Through funding of inspections and imposition of penalties for deficiencies with the goal of preventing the flow of funding to” unsafe” facilities.  Targeted measures proposed include:

      • Adequately Fund Inspection Activities with a call on Congress for $500 million in funding to CMS, a nearly 25% increase, to support health and safety inspections at nursing homes.
      • Beef up Scrutiny on More of the Poorest Performers. CMS’s Special Focus Facility (SFF) program identifies the poorest-performing nursing homes in the country for increased scrutiny in an effort to immediately improve the care they deliver. The SFF program currently requires more frequent compliance surveys for program participants, which must pass two consecutive inspections to “graduate” from the program. The SFF program will be overhauled to more quickly improve care for the affected residents, including changes that will make its requirements tougher and more impactful. CMS will also make changes that allow the program to scrutinize more facilities, by moving facilities through the program more quickly. Facilities that fail to improve will face increasingly larger enforcement actions, including termination from participation in Medicare and Medicaid, when appropriate.

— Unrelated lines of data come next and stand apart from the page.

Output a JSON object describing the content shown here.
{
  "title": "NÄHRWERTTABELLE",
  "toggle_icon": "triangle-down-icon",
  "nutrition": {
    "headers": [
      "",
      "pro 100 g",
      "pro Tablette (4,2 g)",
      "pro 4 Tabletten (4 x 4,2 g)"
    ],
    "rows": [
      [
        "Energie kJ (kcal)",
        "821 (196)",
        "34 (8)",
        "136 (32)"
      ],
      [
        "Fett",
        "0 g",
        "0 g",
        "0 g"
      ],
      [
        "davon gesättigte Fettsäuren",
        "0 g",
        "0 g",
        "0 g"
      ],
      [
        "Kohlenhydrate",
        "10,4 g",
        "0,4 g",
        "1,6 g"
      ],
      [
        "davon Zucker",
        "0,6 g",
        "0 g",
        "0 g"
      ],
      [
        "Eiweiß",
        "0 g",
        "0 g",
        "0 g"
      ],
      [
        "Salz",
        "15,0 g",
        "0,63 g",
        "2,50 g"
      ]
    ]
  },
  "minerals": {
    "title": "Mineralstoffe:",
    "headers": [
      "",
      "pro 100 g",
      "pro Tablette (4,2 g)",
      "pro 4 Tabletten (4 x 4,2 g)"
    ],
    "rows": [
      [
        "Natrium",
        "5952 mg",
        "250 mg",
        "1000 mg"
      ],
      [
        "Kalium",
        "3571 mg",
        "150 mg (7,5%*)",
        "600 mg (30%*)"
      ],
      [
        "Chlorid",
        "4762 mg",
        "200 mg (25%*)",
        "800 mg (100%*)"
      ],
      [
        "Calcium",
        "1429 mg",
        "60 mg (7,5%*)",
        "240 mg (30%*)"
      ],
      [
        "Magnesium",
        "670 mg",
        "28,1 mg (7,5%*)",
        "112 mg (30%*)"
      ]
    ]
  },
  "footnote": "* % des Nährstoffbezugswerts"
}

      • Expand Financial Penalties and Other Enforcement Sanctions. CMS will expand the instances in which it takes enforcement actions against poor-performing facilities based on desk reviews of data submissions, which will be performed in addition to on-site inspections. In July 2021, CMS rescinded a Trump Administration change that lowered penalty amounts on bad actor nursing homes for harmful deficiencies by imposing only a one-time fine, instead of more aggressive per-day fines that charge for each day a facility is out of compliance. CMS will now explore making such per-day penalties the default penalty for non-compliance. CMS will also use data, predictive analytics, and other information processing tools to improve enforcement. President Biden is also calling on Congress to raise the dollar limit on per-instance financial penalties levied on poor-performing facilities, from $21,000 to $1,000,000.

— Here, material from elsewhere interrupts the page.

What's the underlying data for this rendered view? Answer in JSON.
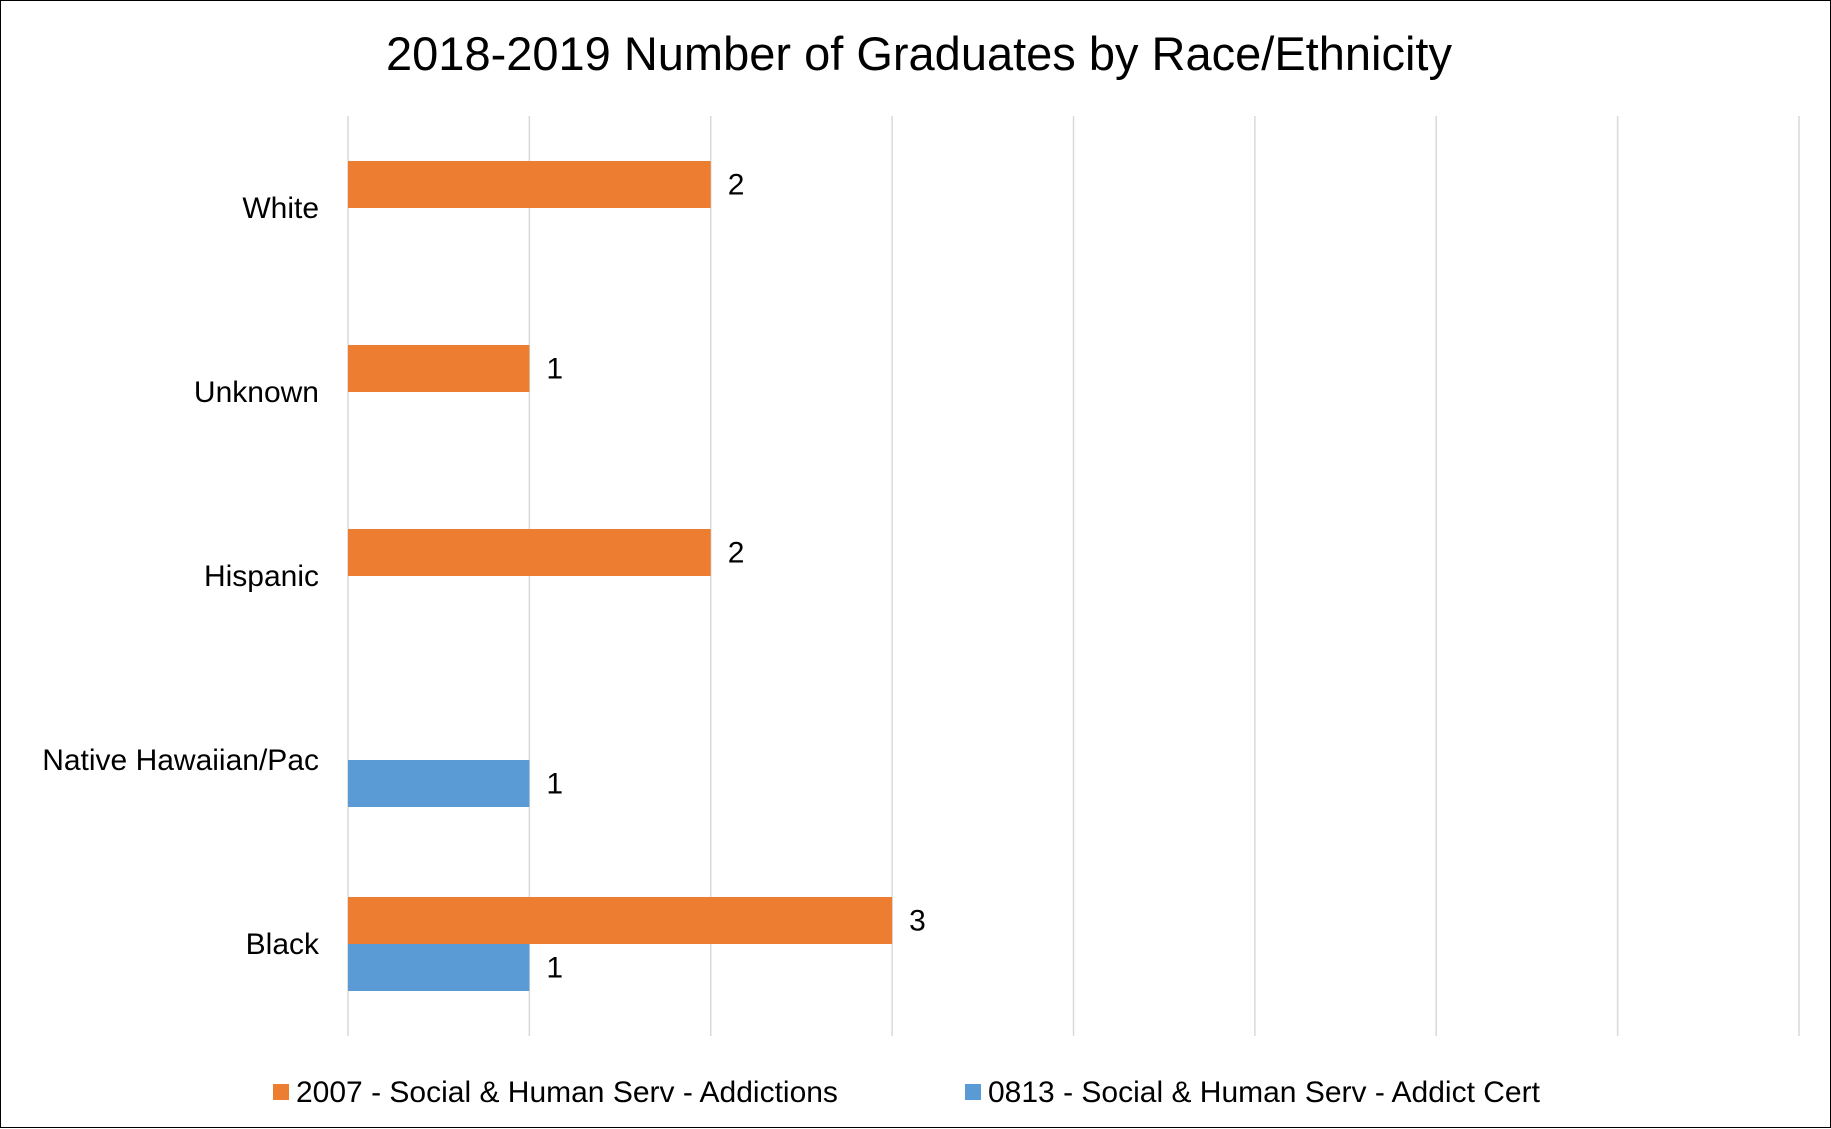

      • Increase Accountability for Chain Owners of Substandard Facilities. President Biden is calling on Congress to give CMS new authority to require minimum corporate competency to participate in Medicare and Medicaid programs, enabling CMS to prohibit an individual or entity from obtaining a Medicare or Medicaid provider agreement for a nursing home (new or existing) based on the Medicare compliance history of their other owned or operated facilities (previous or existing). He is further calling on Congress to expand CMS enforcement authority at the ownership level, enabling CMS to impose enforcement actions on the owners and operators of facilities even after they close a facility, as well as on owners or operators that provide persistent substandard and noncompliant care in some facilities, while still owning others.

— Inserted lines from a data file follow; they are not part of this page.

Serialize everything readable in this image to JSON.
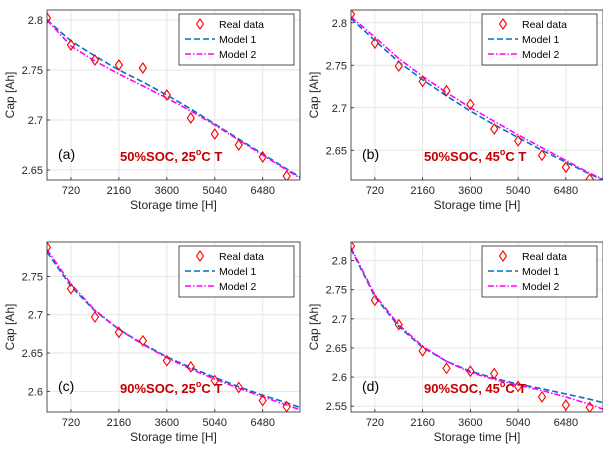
{
  "colors": {
    "real": "#ff0000",
    "model1": "#0072bd",
    "model2": "#ff00ff",
    "condition": "#c00000",
    "grid": "#e6e6e6",
    "axis": "#262626"
  },
  "chart_data": [
    {
      "type": "line",
      "panel_label": "(a)",
      "condition": {
        "main": "50%SOC, 25",
        "sup": "o",
        "suffix": "C T"
      },
      "xlabel": "Storage time [H]",
      "ylabel": "Cap [Ah]",
      "xlim": [
        0,
        7600
      ],
      "ylim": [
        2.64,
        2.81
      ],
      "xticks": [
        720,
        2160,
        3600,
        5040,
        6480
      ],
      "yticks": [
        2.65,
        2.7,
        2.75,
        2.8
      ],
      "legend": [
        "Real data",
        "Model 1",
        "Model 2"
      ],
      "legend_position": "top-right",
      "grid": true,
      "series": [
        {
          "name": "Real data",
          "kind": "marker",
          "x": [
            0,
            720,
            1440,
            2160,
            2880,
            3600,
            4320,
            5040,
            5760,
            6480,
            7200
          ],
          "y": [
            2.802,
            2.775,
            2.76,
            2.755,
            2.752,
            2.725,
            2.702,
            2.686,
            2.675,
            2.663,
            2.644
          ]
        },
        {
          "name": "Model 1",
          "kind": "dashed",
          "x": [
            0,
            720,
            1440,
            2160,
            2880,
            3600,
            4320,
            5040,
            5760,
            6480,
            7200,
            7600
          ],
          "y": [
            2.8,
            2.779,
            2.764,
            2.75,
            2.738,
            2.725,
            2.711,
            2.696,
            2.681,
            2.666,
            2.651,
            2.643
          ]
        },
        {
          "name": "Model 2",
          "kind": "dashdot",
          "x": [
            0,
            720,
            1440,
            2160,
            2880,
            3600,
            4320,
            5040,
            5760,
            6480,
            7200,
            7600
          ],
          "y": [
            2.8,
            2.774,
            2.759,
            2.746,
            2.734,
            2.722,
            2.709,
            2.695,
            2.68,
            2.665,
            2.65,
            2.642
          ]
        }
      ]
    },
    {
      "type": "line",
      "panel_label": "(b)",
      "condition": {
        "main": "50%SOC, 45",
        "sup": "o",
        "suffix": "C T"
      },
      "xlabel": "Storage time [H]",
      "ylabel": "Cap [Ah]",
      "xlim": [
        0,
        7600
      ],
      "ylim": [
        2.615,
        2.815
      ],
      "xticks": [
        720,
        2160,
        3600,
        5040,
        6480
      ],
      "yticks": [
        2.65,
        2.7,
        2.75,
        2.8
      ],
      "legend": [
        "Real data",
        "Model 1",
        "Model 2"
      ],
      "legend_position": "top-right",
      "grid": true,
      "series": [
        {
          "name": "Real data",
          "kind": "marker",
          "x": [
            0,
            720,
            1440,
            2160,
            2880,
            3600,
            4320,
            5040,
            5760,
            6480,
            7200
          ],
          "y": [
            2.81,
            2.776,
            2.749,
            2.731,
            2.72,
            2.704,
            2.675,
            2.661,
            2.644,
            2.63,
            2.616
          ]
        },
        {
          "name": "Model 1",
          "kind": "dashed",
          "x": [
            0,
            720,
            1440,
            2160,
            2880,
            3600,
            4320,
            5040,
            5760,
            6480,
            7200,
            7600
          ],
          "y": [
            2.805,
            2.779,
            2.754,
            2.733,
            2.714,
            2.696,
            2.68,
            2.665,
            2.65,
            2.636,
            2.622,
            2.615
          ]
        },
        {
          "name": "Model 2",
          "kind": "dashdot",
          "x": [
            0,
            720,
            1440,
            2160,
            2880,
            3600,
            4320,
            5040,
            5760,
            6480,
            7200,
            7600
          ],
          "y": [
            2.807,
            2.783,
            2.758,
            2.737,
            2.718,
            2.7,
            2.684,
            2.668,
            2.653,
            2.638,
            2.623,
            2.616
          ]
        }
      ]
    },
    {
      "type": "line",
      "panel_label": "(c)",
      "condition": {
        "main": "90%SOC, 25",
        "sup": "o",
        "suffix": "C T"
      },
      "xlabel": "Storage time [H]",
      "ylabel": "Cap [Ah]",
      "xlim": [
        0,
        7600
      ],
      "ylim": [
        2.573,
        2.795
      ],
      "xticks": [
        720,
        2160,
        3600,
        5040,
        6480
      ],
      "yticks": [
        2.6,
        2.65,
        2.7,
        2.75
      ],
      "legend": [
        "Real data",
        "Model 1",
        "Model 2"
      ],
      "legend_position": "top-right",
      "grid": true,
      "series": [
        {
          "name": "Real data",
          "kind": "marker",
          "x": [
            0,
            720,
            1440,
            2160,
            2880,
            3600,
            4320,
            5040,
            5760,
            6480,
            7200
          ],
          "y": [
            2.788,
            2.734,
            2.697,
            2.677,
            2.666,
            2.64,
            2.632,
            2.614,
            2.605,
            2.588,
            2.58
          ]
        },
        {
          "name": "Model 1",
          "kind": "dashed",
          "x": [
            0,
            720,
            1440,
            2160,
            2880,
            3600,
            4320,
            5040,
            5760,
            6480,
            7200,
            7600
          ],
          "y": [
            2.782,
            2.737,
            2.705,
            2.681,
            2.662,
            2.645,
            2.631,
            2.618,
            2.606,
            2.595,
            2.585,
            2.579
          ]
        },
        {
          "name": "Model 2",
          "kind": "dashdot",
          "x": [
            0,
            720,
            1440,
            2160,
            2880,
            3600,
            4320,
            5040,
            5760,
            6480,
            7200,
            7600
          ],
          "y": [
            2.785,
            2.74,
            2.706,
            2.681,
            2.661,
            2.644,
            2.629,
            2.616,
            2.604,
            2.593,
            2.582,
            2.576
          ]
        }
      ]
    },
    {
      "type": "line",
      "panel_label": "(d)",
      "condition": {
        "main": "90%SOC, 45",
        "sup": "o",
        "suffix": "C T"
      },
      "xlabel": "Storage time [H]",
      "ylabel": "Cap [Ah]",
      "xlim": [
        0,
        7600
      ],
      "ylim": [
        2.54,
        2.832
      ],
      "xticks": [
        720,
        2160,
        3600,
        5040,
        6480
      ],
      "yticks": [
        2.55,
        2.6,
        2.65,
        2.7,
        2.75,
        2.8
      ],
      "legend": [
        "Real data",
        "Model 1",
        "Model 2"
      ],
      "legend_position": "top-right",
      "grid": true,
      "series": [
        {
          "name": "Real data",
          "kind": "marker",
          "x": [
            0,
            720,
            1440,
            2160,
            2880,
            3600,
            4320,
            5040,
            5760,
            6480,
            7200
          ],
          "y": [
            2.825,
            2.732,
            2.69,
            2.645,
            2.615,
            2.61,
            2.606,
            2.584,
            2.566,
            2.552,
            2.548
          ]
        },
        {
          "name": "Model 1",
          "kind": "dashed",
          "x": [
            0,
            720,
            1440,
            2160,
            2880,
            3600,
            4320,
            5040,
            5760,
            6480,
            7200,
            7600
          ],
          "y": [
            2.82,
            2.738,
            2.687,
            2.651,
            2.627,
            2.61,
            2.598,
            2.588,
            2.58,
            2.571,
            2.562,
            2.556
          ]
        },
        {
          "name": "Model 2",
          "kind": "dashdot",
          "x": [
            0,
            720,
            1440,
            2160,
            2880,
            3600,
            4320,
            5040,
            5760,
            6480,
            7200,
            7600
          ],
          "y": [
            2.822,
            2.741,
            2.69,
            2.653,
            2.627,
            2.608,
            2.596,
            2.586,
            2.577,
            2.566,
            2.553,
            2.545
          ]
        }
      ]
    }
  ]
}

      • Provide Technical Assistance to Nursing Homes to Help them Improve. CMS currently contracts with Quality Improvement Organizations that help providers across the health care spectrum make meaningful quality of care improvements. CMS will ensure that improving nursing home care is a core mission for these organizations and will explore pathways to expand on-demand trainings and information sharing around best practices, while expanding individualized, evidence-based assistance related to issues exacerbated by the pandemic.

 

Other measures outlined address the affordability of nurse aide training, development of a wage template for the nursing home workforce, a career pathways campaign with emphasis on the free choice to join a labor union, continued pandemic and emergency preparedness including, but not limited to continued support for testing, vaccinations, strengthened requirements for on-site Infection Preventionists and integration of pandemic lessons into nursing home requirements.